After $1.3 million had been raised by the 1982-formed Fire Island Lighthouse Preservation Society, it was restored to its electricity-introducing guise, sporting the black-and-white bands introduced as far back as 1891. Re-lit on Memorial Day, May 28, 1986 and now listed on the National Register of Historic Places, it once again became an official aid to navigation, its two, 1000-watt, counterclockwise rotating bulbs flashing every 7.5 seconds and visible more than 20 miles away.

Proceeding southeasterly, the “Lauren Kristy” brushed the Fire Island community of Kismet, which was just receiving an inbound ferry. Its westernmost one, which also encompassed Lighthouse Shores and Sea Bay Beach, it sported 250 beach houses–most of which were owned, but further rented, by Islip and Bay Shore residents-as well as two restaurant-bars, three guest houses, a grocery store, and a 30-slip basin. Its year-round residents numbered about two dozen.

The pre-dusk sun had parted the seas-or, in this case, the skies above them-revealing a scintillating orange which tinged the bay’s surface a tangerine, Swarovski crystal and injected the horizon with post-swelter plasma. The winds had been deflated to an evening-imminent calm, yet the dance floor on the “Lauren Kristy’s” upper deck vibrated with the collective feet that mimicked the music’s increasing beat and volume.
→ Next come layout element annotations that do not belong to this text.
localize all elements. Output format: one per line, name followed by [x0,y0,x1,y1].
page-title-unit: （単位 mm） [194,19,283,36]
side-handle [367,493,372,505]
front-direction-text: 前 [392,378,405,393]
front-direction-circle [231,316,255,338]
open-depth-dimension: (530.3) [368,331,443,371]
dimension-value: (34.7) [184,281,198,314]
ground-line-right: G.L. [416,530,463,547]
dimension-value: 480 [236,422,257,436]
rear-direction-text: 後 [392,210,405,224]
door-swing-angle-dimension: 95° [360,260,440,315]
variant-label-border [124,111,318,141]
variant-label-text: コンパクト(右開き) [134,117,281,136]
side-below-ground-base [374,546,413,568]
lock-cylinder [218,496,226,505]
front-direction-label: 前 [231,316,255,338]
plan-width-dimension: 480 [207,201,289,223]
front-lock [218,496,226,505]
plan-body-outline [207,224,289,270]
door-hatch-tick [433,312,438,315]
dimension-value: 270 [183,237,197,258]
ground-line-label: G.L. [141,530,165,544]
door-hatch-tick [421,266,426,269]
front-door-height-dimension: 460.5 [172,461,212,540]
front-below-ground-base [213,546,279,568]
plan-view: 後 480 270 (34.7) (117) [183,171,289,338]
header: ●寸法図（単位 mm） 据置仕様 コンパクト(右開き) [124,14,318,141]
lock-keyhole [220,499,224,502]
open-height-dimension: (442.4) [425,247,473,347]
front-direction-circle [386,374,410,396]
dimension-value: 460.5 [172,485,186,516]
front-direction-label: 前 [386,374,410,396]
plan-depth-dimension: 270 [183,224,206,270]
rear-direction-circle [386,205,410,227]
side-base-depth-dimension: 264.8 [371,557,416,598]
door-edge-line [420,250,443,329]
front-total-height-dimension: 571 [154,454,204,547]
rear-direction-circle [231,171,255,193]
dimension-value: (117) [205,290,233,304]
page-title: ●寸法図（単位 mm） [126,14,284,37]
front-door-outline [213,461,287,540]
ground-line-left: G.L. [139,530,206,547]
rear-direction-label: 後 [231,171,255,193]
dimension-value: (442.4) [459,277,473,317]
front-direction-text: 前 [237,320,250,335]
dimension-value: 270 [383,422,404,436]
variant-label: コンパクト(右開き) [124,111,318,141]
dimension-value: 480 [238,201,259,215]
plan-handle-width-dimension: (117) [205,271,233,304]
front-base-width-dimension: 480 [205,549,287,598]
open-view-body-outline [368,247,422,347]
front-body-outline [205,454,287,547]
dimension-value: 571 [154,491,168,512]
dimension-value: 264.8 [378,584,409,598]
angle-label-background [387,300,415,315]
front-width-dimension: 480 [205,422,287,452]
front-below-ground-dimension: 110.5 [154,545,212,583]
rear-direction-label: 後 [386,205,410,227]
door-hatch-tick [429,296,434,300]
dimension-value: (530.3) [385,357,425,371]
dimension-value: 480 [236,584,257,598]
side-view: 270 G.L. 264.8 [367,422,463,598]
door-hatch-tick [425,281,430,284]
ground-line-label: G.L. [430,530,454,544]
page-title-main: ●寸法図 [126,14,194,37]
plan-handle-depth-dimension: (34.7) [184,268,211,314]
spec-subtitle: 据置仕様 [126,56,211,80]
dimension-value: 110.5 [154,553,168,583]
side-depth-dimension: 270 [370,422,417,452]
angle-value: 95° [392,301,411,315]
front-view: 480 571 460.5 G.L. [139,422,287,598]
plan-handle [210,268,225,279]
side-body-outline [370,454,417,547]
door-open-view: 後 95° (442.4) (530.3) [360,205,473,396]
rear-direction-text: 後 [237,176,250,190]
Turning to a northerly heading, the paddle wheeler thread its way between Sexton and West Fire islands, poised to close the three-mile gap to its Bay Shore origin, as the heavily-scented sea air confirmed the dance floor’s aquatic foundation. More than anything, however, the vibration responded to the beat of Long Island’s summertime heart, which pumped life on to the water that surrounded it and therefore gave it its “island” status.

Hovering above the western horizon like a rotorless helicopter, the cylindrical sun, a blood-red bullet, equally proved that that day’s denouement did little to dampen the pulse propagating across the Great South Bay, as several speed boats and yet another Fire Island ferry– part of the nautical equivalent of the “rush hour”–overtook the lumbering riverboat.

Impatience would have ordinarily overtaken me, as I longed to reach some destination. But, during the summer on Long Island, it was to here that I-and apparently countless others-went.

The big hand on my watch had reached the “30”-mark-as in “20:30”-indicating that only a half hour remained to close the distance to shore and end my temporary suspension from land. The dozen on the dance floor, fusing into a single, song-paralleling step, had no need for watches, as they elevated themselves to that timeless dimension created by sun, sea, music, and fun.

The last daylight minute of that last day of June flicked out as the rim of the sun dipped itself into the sea, creating the purple glow on the horizon behind the Captree Bridge.

Closing the last half mile to Bay Shore, the “Lauren Kristy” swallowed gulps of the now oily-black water with its bow, seeming caught in a sea-and-sky void presently pierced by the pinpoints of light defining the approaching coast ahead and the 7.5-second intervaled flashes emitted by the Fire Island Lighthouse behind.

Disconnecting from Long Island’s summertime dimension, it turned toward the Bay Shore Marina channel, threading its way back to the dock at 21:00-and pulling my plug on Long Island’s summertime heart.